Article by Emidio Sciamanna
Translation by Vittorio Cavalli
The Kyiv of 1968, depicted by Stanislav Gurenko and Andrii Alf’erov in Dissident, is not a vibrant urban symphony like the avant-garde Berlin of Walter Ruttmann, but a grey, oppressive sprawl of streets and buildings constantly hit by a violent and unrelenting rain, a ghost of the Soviet Union that looms, heavy and suffocating, over the shoulders of the Ukrainian population. In the dissonant flow of a city in motion, the dreams, anxieties, and illusions of individuals abandoned to their fate intertwine, tormented by solitude and in perpetual conflict between a peaceful struggle for independence and a burning desire for rebellion.
This painful tension is mirrored in the film’s protagonist, Oleg, a former Ukrainian soldier who has just returned home after years of imprisonment. The challenges of rebuilding his life, caught between a wife who wants a quiet life and a writer friend with mysterious ambitions, clash with the ambiguity of a peace that is only superficial, shaken by student uprisings and bloody repressions.

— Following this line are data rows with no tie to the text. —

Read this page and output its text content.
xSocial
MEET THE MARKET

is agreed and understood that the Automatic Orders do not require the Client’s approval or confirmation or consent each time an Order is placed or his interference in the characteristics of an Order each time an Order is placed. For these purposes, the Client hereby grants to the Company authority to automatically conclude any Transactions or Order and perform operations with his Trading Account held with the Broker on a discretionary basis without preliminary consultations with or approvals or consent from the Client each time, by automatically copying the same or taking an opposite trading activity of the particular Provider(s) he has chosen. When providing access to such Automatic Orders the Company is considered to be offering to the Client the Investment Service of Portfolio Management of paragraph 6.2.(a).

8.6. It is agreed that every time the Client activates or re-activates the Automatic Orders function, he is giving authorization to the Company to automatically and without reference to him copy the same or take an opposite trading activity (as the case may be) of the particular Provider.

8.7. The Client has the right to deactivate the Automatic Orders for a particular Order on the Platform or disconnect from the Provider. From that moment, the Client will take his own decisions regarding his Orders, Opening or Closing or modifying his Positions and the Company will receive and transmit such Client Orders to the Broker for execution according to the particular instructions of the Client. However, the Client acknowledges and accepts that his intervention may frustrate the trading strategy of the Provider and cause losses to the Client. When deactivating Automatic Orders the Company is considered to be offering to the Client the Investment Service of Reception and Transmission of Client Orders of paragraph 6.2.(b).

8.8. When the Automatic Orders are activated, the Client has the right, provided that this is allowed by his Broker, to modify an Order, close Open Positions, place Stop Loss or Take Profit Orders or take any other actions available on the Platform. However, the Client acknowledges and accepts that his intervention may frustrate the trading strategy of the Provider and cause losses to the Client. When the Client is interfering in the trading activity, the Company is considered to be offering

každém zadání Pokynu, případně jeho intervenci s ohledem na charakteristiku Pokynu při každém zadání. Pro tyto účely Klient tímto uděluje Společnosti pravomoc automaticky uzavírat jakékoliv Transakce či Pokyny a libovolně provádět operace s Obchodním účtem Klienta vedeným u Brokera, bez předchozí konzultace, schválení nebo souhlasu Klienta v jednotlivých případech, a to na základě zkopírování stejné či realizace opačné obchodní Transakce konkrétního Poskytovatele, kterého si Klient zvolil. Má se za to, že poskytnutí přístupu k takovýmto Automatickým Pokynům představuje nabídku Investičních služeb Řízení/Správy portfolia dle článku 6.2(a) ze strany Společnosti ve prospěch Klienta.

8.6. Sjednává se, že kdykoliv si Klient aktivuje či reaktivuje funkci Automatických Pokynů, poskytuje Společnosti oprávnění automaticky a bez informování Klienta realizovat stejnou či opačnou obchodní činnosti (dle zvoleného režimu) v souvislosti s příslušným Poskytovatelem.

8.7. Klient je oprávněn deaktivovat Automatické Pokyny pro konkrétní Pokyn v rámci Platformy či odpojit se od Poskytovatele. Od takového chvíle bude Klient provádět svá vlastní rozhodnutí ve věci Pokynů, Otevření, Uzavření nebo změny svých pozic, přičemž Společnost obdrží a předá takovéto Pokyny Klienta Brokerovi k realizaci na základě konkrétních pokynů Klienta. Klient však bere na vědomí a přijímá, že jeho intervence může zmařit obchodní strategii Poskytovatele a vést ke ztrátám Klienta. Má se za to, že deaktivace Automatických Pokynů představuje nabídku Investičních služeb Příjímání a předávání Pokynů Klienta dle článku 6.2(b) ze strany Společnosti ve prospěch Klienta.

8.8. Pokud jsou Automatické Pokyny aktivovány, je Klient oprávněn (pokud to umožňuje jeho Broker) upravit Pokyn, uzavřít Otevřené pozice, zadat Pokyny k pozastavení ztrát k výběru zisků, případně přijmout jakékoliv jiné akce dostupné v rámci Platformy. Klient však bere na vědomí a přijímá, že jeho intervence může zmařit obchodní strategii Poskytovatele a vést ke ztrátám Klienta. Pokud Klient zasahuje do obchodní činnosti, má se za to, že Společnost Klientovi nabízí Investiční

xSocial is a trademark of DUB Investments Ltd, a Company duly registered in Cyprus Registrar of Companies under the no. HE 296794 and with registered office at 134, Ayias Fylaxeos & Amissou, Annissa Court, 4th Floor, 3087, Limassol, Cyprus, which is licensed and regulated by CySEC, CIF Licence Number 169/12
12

Marked by a fragmented and unstable narrative, much like the political situation of the country itself, Oleg’s gaze, disoriented, is cast toward an uncertain future. His idealistic desire to sacrifice himself for the homeland is a fire that burns within him, ready to flare up, feeding daily on the disillusionments he is forced to face. A melancholic spark that tries to revive a freedom now suffocated, a faint hope still tragically relevant today.